WTF ? Ever Heard Of The Term "Free Enterprise" ?
IBM does have the right to make product pricing and licensing decisions as they see fit. Apple exercises exactly the same right by requesting you to run MacOS only on Apple PCs.
Running it inside VMWare is illegal, though technically possible, as I verified personally.
IBM is totally correct in saying that they spent huge sums into the whole system and according to the commonly accepted rules of the Western World it is completely their property, so they have the right to determine how this property is used by other parties.
The Hercules people are just economic parasites who want to exploit the particular structure of IBMs pricing scheme. IBM has the legal and ethical right to deny this, as they employ thousands of highly skilled and paid people to develop the Marvel that is OS/390 and the S/390 system (I hate the meaningless a/b/c/z/i/k/mOS labels). Hercules only created an S/390 CPU emulator and now they want to use IBM software on that, which is vastly more expensive to develop.
The only exception to this rule would kick in if IBM were in a market-dominating position, which they are clearly not. Nobody is forced to buy a S/390 system - HP (e.g. a Superdome server), Oracle, Unisys, Teradata, Fujitsu, Groupe Bull, NEC and others provide very credible alternatives to IBM products.

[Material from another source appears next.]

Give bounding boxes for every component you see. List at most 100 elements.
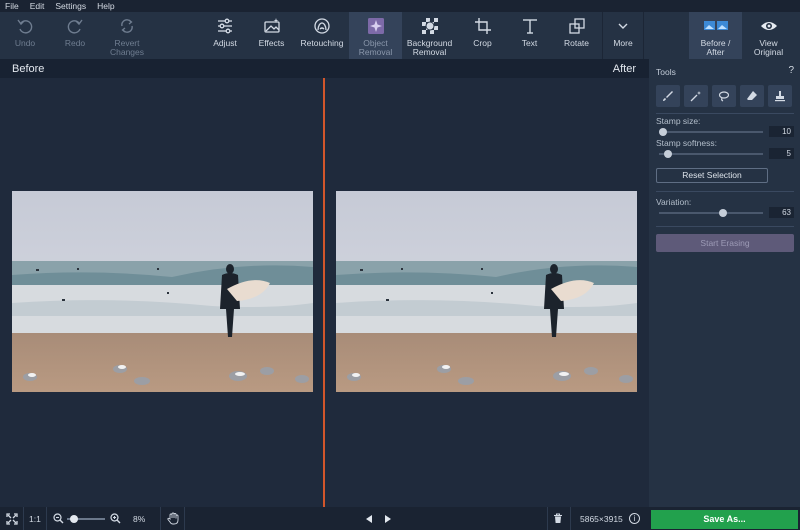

Others like Google have proved that, given the right software architecture, one does not need a mainframe at all. Just a large set of cheap PCs can handle enormous workloads (say all of Europe's flight reservations) as reliable as a mainframe at 1/10th of cost. It does not matter that PCs have a much higher failure rate.
The basic idea is to split up a large problem and "map" the individual slices to the PCs. For example, each PC would handle just five aircrafts and the system would automatically route users to the correct PCs to make reservations. Harddisks would be mirrored with something like the Google File System and another PC would automatically take over and use on of the three mirror disks to continue operations. The GFS would also run on a PC cluster. All of those PCs are networked using standard 1GBit Ethernet switches and routers.
For a moderately sized mainframe, you can buy more than 500 High-End PCs, including all networking and run a much larger workload, assuming your software supports this system model.